共享文件锁非常有趣，谢谢Sebastian！有一个问题。示例假设文件不存在，但实际情况可能不是这样。那么会发生什么？ - SRG

1

open(lockfile, O_RDONLY | O_CREAT | O_EXLOCK | O_NONBLOCK, ...) 如果该文件不存在，则会创建它，否则将打开现有的文件。 - Sebastian

是的，但我的观点是，如果文件已经存在，那么谁是锁的所有者？这难道不意味着每个进程都会执行“else语句”吗？ - SRG

1

我仍然不确定我是否理解。文件是否存在并不影响这里的情况。唯一重要的是，如果有人打开了它并获取了锁定。我尝试同时打开文件并获取独占锁（使用EX_LOCK打开）。只有在文件尚未打开时才会成功。它仅对第一个进程成功，然后由该进程负责初始化锁定。然后将锁切换为共享锁，所有其他进程都可以在if语句中继续进行。 - Sebastian

@Sebastian 如果初始化共享内存的第一个进程终止，它将释放文件锁。之后其他进程可以获得文件锁并重新初始化共享内存，对吗？您知道有什么解决方案吗？ - tango-1

显示剩余2条评论

3

使用sysV API创建的共享内存可以有这样的行为。仅限于Linux。它不是POSIX共享内存，但可能适合您的需求。

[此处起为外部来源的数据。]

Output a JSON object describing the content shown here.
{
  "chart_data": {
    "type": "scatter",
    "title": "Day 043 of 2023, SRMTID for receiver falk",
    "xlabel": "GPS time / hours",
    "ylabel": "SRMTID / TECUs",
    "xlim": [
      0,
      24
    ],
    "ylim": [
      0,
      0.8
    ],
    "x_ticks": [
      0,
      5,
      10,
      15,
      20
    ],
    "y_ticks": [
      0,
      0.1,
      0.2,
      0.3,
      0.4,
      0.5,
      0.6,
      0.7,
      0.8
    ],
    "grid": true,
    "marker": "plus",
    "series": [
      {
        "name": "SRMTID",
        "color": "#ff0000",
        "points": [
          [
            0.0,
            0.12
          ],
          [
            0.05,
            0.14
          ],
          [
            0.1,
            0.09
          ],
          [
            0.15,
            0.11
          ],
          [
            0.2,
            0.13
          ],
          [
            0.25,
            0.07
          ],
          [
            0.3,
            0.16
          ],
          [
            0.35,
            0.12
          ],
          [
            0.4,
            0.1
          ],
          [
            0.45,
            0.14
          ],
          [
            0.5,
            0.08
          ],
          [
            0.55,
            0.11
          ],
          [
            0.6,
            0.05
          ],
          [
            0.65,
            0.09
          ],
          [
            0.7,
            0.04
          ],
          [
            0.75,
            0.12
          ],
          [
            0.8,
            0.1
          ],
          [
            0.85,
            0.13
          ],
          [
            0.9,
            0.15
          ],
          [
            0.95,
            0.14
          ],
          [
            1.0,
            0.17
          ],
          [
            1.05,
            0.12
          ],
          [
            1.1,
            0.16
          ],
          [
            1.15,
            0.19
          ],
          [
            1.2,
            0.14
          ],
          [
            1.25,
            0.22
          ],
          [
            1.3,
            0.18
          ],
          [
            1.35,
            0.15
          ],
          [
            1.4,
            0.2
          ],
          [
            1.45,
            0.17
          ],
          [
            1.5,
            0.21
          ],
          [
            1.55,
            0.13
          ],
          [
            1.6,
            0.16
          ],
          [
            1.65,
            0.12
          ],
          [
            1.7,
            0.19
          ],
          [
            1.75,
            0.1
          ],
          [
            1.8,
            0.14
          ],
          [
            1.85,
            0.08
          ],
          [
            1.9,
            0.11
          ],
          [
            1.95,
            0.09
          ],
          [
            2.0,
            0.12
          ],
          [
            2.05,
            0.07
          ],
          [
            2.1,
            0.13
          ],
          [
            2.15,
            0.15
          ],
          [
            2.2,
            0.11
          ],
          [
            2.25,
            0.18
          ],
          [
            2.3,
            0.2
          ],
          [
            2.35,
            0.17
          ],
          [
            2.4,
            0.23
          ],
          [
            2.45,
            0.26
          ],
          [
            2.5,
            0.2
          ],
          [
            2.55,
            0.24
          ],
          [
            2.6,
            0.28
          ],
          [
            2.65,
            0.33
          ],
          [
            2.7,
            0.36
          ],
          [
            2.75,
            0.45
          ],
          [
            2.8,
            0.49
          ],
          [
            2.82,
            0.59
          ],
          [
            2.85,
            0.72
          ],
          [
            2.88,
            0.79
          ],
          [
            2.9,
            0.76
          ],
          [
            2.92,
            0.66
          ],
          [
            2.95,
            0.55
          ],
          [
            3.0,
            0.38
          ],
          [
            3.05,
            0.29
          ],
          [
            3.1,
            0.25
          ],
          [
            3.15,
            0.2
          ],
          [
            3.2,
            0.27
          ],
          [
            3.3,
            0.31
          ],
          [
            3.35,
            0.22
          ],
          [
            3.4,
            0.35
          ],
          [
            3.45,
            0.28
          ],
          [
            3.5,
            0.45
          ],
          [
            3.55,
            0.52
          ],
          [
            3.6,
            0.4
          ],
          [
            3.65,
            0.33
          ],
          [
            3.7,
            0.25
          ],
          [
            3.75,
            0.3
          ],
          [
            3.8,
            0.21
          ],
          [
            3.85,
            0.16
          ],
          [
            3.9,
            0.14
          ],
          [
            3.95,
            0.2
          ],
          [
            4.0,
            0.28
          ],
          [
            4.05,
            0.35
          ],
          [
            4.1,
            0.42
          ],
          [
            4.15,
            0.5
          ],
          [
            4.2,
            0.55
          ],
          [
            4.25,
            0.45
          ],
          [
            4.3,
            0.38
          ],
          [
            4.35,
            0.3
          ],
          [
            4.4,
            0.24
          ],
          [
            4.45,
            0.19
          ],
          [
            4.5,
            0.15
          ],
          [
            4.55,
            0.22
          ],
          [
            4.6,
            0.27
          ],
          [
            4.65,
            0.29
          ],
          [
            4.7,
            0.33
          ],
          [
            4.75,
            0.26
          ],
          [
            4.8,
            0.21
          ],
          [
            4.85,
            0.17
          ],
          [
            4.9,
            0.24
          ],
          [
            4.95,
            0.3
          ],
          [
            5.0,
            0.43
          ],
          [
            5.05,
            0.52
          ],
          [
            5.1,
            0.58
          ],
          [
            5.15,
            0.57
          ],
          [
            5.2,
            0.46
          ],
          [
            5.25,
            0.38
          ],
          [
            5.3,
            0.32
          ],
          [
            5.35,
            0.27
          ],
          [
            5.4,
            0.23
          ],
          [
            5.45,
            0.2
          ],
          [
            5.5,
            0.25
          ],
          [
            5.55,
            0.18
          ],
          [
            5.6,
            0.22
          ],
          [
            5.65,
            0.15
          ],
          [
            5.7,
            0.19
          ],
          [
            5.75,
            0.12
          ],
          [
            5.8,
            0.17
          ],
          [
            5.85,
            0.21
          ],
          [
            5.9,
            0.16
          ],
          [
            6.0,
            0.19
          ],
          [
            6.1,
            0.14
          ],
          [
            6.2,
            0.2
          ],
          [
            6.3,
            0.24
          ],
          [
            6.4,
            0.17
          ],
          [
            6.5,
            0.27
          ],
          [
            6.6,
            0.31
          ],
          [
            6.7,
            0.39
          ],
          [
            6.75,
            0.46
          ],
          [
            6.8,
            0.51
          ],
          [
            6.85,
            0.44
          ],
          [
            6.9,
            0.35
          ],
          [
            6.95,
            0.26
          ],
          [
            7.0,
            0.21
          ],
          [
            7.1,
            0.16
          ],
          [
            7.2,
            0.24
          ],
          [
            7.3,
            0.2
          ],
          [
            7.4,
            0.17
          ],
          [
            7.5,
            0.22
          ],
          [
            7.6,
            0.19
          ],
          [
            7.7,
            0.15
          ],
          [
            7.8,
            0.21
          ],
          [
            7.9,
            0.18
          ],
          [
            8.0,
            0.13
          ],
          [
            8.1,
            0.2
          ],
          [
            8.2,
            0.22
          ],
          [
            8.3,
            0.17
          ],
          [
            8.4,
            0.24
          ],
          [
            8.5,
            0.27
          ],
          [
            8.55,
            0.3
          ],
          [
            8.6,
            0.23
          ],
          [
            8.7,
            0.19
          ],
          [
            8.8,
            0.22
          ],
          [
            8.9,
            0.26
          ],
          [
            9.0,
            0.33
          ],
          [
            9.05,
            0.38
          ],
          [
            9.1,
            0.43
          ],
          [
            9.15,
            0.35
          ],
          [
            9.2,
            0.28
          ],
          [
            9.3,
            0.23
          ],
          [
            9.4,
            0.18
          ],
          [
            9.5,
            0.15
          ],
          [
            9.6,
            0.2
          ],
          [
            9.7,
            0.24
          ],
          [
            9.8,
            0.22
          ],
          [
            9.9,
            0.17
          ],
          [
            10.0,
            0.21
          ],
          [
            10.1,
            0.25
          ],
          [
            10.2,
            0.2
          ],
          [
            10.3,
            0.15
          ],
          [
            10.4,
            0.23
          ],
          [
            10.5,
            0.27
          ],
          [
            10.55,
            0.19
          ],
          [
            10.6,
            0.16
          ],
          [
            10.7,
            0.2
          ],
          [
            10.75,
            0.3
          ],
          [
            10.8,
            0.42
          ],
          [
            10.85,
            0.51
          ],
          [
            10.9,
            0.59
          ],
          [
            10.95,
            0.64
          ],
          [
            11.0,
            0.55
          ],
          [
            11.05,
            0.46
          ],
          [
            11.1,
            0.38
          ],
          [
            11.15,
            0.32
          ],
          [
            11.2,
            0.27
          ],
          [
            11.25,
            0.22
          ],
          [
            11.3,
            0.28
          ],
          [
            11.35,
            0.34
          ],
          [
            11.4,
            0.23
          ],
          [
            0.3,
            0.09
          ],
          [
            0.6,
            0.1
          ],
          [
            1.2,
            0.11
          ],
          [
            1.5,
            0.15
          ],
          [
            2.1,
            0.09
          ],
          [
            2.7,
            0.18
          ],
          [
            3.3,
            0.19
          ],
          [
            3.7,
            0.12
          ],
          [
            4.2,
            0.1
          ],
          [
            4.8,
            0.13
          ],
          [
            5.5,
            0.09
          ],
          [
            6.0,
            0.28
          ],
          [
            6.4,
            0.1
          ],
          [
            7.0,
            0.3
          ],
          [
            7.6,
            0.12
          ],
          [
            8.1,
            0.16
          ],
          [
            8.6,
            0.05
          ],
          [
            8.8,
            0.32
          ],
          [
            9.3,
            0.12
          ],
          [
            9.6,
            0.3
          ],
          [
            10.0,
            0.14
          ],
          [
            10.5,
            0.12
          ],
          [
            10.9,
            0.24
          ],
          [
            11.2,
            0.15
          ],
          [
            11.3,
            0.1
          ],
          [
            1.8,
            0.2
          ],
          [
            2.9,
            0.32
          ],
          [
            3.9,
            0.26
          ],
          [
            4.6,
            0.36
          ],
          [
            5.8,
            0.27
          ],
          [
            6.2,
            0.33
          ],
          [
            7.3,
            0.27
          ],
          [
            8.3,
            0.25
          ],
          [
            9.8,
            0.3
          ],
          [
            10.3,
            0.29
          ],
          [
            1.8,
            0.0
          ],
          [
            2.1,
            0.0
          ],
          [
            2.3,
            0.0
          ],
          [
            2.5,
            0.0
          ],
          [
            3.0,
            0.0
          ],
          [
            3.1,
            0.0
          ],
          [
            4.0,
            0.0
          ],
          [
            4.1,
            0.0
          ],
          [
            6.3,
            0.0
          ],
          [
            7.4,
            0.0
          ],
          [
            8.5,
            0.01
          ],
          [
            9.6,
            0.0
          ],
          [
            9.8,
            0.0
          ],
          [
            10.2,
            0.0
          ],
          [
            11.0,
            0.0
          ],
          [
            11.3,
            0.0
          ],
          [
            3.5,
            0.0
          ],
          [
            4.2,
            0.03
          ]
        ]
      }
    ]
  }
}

在书籍The Linux Programming Interface中，shmctl()的一个可能参数被描述如下。

IPC_RMID 标记共享内存段及其关联的shmid_ds数据结构以进行删除。如果当前没有进程附加到该段，则立即删除；否则，当shmid_ds数据结构中的shm_nattch字段值降至0时，将在所有进程分离后删除该段。在某些应用程序中，我们可以通过在所有进程将其附加到虚拟地址空间（使用shmat()）后立即将其标记为删除来确保在应用程序终止时整洁地清除共享内存段。这类似于打开文件后取消链接文件。在Linux上，如果使用IPC_RMID标记了一个共享段但尚未被删除，因为一些进程仍将其附加，则可能会有另一个进程附加该段。然而，这种行为不可移植：大多数UNIX实现防止向标记为删除的段附加新内容。（SUSv3对此情况的行为保持沉默。）一些Linux应用程序已经依赖于这种行为，这就是为什么Linux没有改变以匹配其他UNIX实现的原因。

- Sergey

但是现在System V IPC已经被弃用了。不建议使用这种机制编写新程序。 - Rachid K.

0

不确定以下是否可行。但是我会尝试。

为什么不执行辅助程序，每次您的程序崩溃时都会执行它。

例如：

/proc/sys/kernel/core_pattern  to  /path/to/Myprogram %p

当进程崩溃时，我的程序会被执行，你可以进一步探索。

请查看。

man 5 core.  for more information.

希望这能在一定程度上有所帮助。

- Whoami

0

你能不能使用全局计数信号量来进行引用计数？在附加和分离调用时包装信号量，以便在附加到内存时增加信号量，在分离时减少信号量。当分离操作将信号量减少到零时释放该段。

- Joe

这与在atexit处理程序中删除它具有相同的含义（对于我的特定用途，atexit是可以接受的，因为只有一个进程写入共享内存，并且该进程可以删除它）。但如果进程崩溃，则无法处理这些段。 - user964970

1

你可以在信号处理程序中捕获崩溃信号并递减引用计数。 - Joe

网页内容由stack overflow 提供, 点击上面的

可以查看英文原文，
原文链接

- Hristo Iliev · Accepted Answer

如果在程序执行的某个时刻，所有需要打开共享内存段的进程都已经完成了这个操作，那么可以安全地解除它的链接。解除链接会将对象从全局命名空间中移除，但只要至少有一个进程保持其文件描述符打开，它仍然会存在。如果在此之后发生崩溃，文件描述符会自动关闭并且引用计数会减少。一旦没有打开未链接的共享内存块的描述符，它就会被删除。

以下是应用场景：一个进程创建了一个共享内存块，解除了它的链接，然后进行分叉。子进程继承了文件描述符，并可使用共享内存块与父进程通信。一旦两个进程都终止，该块将自动被删除，因为两个文件描述符都被关闭。

在解除链接期间，其他进程无法打开共享内存块。同时，如果使用与未链接块相同的名称调用 shm_open()，则会创建一个全新且完全不同的共享内存块。